John Fairbairn wrote:But I think it is also important to try to see it all from the point of view of the organisers and referees.
{snip}
people see cheating in chess/go, just as people see drugs in athletics, very much in black-and-white terms. Halfway houses and discreet averting of the eyes are not tolerated by the vast majority. Cheating must be stamped out - even if some people suffer wrongly, it seems.
There was a cheating scandal in an IGS tournament in the 1990s in which Sprint, a strong Chinese amateur, was discovered to have gotten help from a Chinese pro. That may have made Pandanet sensitive to accusations of cheating in their tournaments. AFAICT, nothing written here criticizing the treatment of the evidence in this case, or the CIT case, condones cheating.
Now, given that this can only be done on the basis of some sort of probabilistic assumptions,
That may be so in these cases, but not in general, as Regan has pointed out. (Unless you are a Bayesian.

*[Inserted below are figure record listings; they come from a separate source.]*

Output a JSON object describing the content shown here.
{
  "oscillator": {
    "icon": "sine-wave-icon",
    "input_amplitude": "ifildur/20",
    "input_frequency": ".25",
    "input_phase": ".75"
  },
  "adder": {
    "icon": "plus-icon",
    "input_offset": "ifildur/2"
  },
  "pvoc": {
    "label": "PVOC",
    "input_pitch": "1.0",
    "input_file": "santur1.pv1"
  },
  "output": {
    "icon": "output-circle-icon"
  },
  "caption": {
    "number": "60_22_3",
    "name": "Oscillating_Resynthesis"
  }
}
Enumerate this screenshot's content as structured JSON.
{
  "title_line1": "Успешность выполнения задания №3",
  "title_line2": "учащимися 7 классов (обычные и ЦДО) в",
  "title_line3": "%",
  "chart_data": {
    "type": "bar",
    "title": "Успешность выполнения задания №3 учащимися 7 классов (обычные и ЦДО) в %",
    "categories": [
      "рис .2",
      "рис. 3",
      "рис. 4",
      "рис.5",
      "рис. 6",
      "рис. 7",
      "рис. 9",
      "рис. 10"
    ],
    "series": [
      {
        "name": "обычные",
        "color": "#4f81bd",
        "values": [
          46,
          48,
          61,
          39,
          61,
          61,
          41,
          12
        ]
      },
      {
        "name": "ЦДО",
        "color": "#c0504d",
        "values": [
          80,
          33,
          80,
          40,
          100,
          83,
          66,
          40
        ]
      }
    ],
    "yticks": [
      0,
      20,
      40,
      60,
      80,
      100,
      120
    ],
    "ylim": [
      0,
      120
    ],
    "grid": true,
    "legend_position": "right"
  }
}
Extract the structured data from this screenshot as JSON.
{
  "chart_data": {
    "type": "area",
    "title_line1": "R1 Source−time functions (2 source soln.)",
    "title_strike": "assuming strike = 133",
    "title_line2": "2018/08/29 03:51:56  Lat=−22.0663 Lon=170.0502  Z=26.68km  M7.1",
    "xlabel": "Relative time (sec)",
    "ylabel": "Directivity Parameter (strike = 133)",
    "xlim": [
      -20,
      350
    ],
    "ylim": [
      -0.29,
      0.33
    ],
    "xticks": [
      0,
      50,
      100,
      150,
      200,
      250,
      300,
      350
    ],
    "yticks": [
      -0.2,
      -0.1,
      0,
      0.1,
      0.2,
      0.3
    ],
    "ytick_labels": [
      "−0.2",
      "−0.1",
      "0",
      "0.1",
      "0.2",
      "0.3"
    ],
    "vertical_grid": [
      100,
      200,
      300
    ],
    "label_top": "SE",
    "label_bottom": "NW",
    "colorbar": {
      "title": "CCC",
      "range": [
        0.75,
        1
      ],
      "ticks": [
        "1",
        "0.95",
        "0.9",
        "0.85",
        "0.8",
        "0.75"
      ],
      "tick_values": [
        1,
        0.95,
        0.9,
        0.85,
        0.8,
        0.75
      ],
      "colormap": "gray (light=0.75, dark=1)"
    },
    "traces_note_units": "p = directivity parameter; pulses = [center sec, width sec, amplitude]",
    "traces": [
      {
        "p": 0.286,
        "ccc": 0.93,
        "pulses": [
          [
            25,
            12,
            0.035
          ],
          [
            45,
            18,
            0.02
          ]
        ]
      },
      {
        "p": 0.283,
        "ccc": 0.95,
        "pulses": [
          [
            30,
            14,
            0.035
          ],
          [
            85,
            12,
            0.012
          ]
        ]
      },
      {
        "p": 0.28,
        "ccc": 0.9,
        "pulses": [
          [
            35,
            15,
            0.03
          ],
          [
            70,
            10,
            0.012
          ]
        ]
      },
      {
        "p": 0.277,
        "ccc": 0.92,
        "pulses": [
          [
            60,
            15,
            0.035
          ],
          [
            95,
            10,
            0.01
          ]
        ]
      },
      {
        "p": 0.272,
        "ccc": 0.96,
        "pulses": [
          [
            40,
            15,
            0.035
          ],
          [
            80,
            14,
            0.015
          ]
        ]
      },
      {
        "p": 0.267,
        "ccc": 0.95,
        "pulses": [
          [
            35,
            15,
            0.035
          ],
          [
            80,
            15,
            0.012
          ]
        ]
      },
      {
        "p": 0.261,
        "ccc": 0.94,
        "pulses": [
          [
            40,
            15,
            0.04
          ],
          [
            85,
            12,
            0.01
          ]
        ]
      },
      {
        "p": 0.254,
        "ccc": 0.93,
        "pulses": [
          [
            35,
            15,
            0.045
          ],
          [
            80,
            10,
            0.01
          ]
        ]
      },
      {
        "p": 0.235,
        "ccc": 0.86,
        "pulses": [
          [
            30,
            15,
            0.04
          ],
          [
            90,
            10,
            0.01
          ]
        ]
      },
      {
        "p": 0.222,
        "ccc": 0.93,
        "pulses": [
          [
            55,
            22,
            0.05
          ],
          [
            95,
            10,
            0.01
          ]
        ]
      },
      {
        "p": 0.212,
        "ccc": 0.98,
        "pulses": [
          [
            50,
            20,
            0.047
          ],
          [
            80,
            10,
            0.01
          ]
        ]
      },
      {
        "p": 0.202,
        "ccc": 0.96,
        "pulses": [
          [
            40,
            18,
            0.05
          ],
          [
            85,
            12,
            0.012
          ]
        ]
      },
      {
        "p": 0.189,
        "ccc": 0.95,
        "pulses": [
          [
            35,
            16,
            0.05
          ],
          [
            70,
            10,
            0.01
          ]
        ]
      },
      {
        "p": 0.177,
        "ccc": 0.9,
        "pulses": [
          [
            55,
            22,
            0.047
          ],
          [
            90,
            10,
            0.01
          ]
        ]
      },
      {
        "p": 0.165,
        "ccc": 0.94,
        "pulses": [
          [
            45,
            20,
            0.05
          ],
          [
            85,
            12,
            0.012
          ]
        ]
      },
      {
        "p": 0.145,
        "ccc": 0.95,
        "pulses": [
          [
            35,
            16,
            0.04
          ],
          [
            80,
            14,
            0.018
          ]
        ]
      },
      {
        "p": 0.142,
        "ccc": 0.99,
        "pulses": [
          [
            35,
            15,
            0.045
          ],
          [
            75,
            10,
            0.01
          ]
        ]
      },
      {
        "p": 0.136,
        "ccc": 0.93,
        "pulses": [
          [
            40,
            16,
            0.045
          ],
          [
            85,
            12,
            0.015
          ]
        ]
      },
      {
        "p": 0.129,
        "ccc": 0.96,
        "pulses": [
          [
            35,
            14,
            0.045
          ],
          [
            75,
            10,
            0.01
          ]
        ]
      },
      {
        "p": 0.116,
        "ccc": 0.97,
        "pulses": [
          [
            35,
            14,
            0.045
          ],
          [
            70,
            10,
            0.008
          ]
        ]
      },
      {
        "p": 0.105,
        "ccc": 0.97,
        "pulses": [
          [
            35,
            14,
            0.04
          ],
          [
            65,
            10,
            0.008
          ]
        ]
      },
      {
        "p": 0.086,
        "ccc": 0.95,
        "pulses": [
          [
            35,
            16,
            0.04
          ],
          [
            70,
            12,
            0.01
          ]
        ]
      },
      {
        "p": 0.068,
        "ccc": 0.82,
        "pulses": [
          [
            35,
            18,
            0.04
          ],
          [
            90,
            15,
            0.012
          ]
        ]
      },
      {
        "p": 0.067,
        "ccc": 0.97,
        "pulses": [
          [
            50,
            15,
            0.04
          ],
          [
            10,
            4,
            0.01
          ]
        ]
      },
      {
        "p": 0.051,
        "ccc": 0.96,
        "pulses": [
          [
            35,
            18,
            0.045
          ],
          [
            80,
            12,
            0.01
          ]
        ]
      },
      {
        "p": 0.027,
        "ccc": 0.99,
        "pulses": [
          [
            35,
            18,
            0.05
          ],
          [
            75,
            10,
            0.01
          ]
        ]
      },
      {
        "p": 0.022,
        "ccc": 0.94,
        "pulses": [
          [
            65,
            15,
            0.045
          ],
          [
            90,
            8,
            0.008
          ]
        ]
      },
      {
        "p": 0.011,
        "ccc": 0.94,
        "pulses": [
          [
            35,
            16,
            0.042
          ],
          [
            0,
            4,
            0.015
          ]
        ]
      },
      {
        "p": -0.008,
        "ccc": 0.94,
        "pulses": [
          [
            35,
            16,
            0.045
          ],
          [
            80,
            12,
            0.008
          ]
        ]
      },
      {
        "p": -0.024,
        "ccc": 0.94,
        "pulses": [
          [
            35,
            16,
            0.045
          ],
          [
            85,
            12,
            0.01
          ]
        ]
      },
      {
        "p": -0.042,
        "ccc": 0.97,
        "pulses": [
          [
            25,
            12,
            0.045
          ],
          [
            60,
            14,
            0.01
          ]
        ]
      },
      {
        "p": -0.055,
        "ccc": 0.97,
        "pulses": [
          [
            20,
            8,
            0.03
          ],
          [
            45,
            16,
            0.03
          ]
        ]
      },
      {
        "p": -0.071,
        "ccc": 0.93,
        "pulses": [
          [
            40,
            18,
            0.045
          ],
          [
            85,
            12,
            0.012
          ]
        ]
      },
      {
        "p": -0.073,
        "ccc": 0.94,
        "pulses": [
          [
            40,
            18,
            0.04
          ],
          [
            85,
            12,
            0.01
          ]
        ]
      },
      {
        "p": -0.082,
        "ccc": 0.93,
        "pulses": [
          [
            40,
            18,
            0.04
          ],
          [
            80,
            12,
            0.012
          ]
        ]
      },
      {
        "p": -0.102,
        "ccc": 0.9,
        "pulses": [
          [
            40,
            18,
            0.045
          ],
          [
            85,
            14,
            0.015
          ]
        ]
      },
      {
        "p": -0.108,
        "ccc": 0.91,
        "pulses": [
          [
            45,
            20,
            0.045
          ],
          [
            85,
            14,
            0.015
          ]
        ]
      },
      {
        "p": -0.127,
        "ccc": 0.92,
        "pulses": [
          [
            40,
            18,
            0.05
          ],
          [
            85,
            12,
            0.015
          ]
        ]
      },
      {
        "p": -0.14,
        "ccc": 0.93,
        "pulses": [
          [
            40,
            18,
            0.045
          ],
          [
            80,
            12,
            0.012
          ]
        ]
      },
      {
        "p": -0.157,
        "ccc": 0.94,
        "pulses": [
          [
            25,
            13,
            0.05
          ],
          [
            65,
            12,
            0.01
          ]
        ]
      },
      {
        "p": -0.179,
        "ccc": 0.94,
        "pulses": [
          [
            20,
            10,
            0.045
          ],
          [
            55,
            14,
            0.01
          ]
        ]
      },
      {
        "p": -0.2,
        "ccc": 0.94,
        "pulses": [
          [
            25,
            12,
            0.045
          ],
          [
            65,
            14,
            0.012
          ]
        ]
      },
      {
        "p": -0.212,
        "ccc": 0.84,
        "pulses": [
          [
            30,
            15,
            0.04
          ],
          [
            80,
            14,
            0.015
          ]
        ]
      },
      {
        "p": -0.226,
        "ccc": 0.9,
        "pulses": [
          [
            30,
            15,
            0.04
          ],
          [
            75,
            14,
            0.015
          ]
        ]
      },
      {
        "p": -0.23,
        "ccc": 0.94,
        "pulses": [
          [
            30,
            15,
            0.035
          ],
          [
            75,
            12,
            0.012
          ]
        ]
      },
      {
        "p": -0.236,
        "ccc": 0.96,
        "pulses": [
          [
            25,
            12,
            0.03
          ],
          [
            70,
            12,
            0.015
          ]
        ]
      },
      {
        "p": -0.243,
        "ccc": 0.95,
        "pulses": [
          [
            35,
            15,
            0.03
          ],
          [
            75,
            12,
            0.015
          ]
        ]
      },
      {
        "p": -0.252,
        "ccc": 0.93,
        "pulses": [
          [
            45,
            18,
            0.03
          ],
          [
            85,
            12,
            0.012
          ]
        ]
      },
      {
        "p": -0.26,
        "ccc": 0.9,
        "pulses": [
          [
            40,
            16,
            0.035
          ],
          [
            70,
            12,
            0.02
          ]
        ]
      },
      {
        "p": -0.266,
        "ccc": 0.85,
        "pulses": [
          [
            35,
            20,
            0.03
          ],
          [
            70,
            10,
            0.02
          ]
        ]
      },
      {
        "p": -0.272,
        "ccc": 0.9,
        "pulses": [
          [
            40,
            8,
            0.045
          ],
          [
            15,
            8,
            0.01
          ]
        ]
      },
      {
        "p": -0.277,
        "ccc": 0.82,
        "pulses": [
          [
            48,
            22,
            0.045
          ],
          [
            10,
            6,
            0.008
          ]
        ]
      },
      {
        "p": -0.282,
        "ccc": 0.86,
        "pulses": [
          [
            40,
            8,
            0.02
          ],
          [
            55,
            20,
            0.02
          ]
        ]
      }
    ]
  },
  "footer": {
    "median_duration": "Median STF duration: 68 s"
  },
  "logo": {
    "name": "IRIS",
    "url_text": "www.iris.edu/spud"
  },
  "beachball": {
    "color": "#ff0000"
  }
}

) Even in the case of casual online chess cheating, the cheaters typically put down their opponents, a form of behavioral evidence. (In itself weak, OC, but not just statistical.)
is it possible to lend support to organisers and referees (and through them to the overwhelming majority of players) by using statistics in the same way that seems to be accepted elsewhere.
That was not done in this case. I have argued in Bayesian terms, first, because I am a Bayesian, and second, because Bayesians, like most of the public, and like the organizers and referees, believe in confirmatory evidence. But, unlike most of the public, we know that it is very, very weak. The use of confirmatory evidence is not generally accepted statistical practice.
What I have in mind is something like the "significance" factor which is often mentioned in connection with 95% probability. How can such a metric be devised and accepted?
Regan addresses that in chess, not with the question of whether a player plays like Houdini or other top engine (confirmatory evidence), but whether the player plays better than he does without cheating (disconfirmatory evidence). Regan can make use of individual moves, because he is able to rate them. Thus, an obvious play, even though every engine would play it, does not count against the player because it is what he would play without cheating. In go, we are not able to do that yet; give us a few years. What we have to do instead is to rely upon the judgement of strong players. For instance, in the Reem vs. Metta game, consider the sequence,

-

, where Black secures the bottom right corner. Black has options for

, but given that play and White's responses, the four plays,

-

, would be played by not only by Carlo Metta, but also by weaker dan players who were not cheating. Even in cases of suspected online cheating at chess, accusers look at the plays of suspected cheaters and point out plays that are unlike human plays, or human plays of the level of the suspect. That is, the accusers look for disconfirmatory evidence, not confirmatory evidence, or not just confirmatory evidence. The four Black plays,

-

, are confirmatory evidence of the proposition, "He plays like Leela", but are not evidence of cheating. The question is not just a reliance upon statistical evidence alone, but a reliance upon the wrong statistical evidence.
Now, if one is using a bot to cheat, then one's play will resemble that of the bot, to some extent. Therefore, as Blindgroup points out, given enough games, the number of plays that are matches to Leela's choices but not because of cheating should even out, on average. But that is not the case for a single game. You need to look at a number of games in which Carlo is suspected of cheating, such as all of his games in this tournament, and compare them with other games in which he is not suspected of cheating. That is, we must look for disconfirmatory evidence: Carlo plays differently in one set of games from how he plays in the other set of games. If you suspect him of cheating in all games, then you compare his play against the play of other players of similar ability. OC, in that case the similarity of his play to Leela's may simply be evidence, not of cheating, but of intensive training with Leela for a couple of years.
So you could, if you gloss over the question of randomization, set up a significance test using some metric of similarity to Leela's play. But doing so would involve the use of a large number of games, and any statistically significant result would not be a 98% match in a single game.
Acceptance doesn't seem to be a problem to me because human are used to running their entire lives on the basis of probability. But it could perhaps be made easier to accept if the first "punishment" was not so swingeing. E.g. a player could be put on notice that he is suspected of cheating. The arbiters could also indicate what measures need to be taken to satisfy them in future (e.g. a player could video himself while playing an important on-line game and use that to show that he is not consulting a machine).
As I have said, the evidence in that one game is enough to raise suspicion. And that would justify the organizers to treat Carlo like Caesar's wife, requiring him to be above suspicion, and require that his future games be monitored. It would also justify looking at the plays in the questioned game to see whether the result might be voided. It might even be possible to find further evidence of cheating by analyzing that game.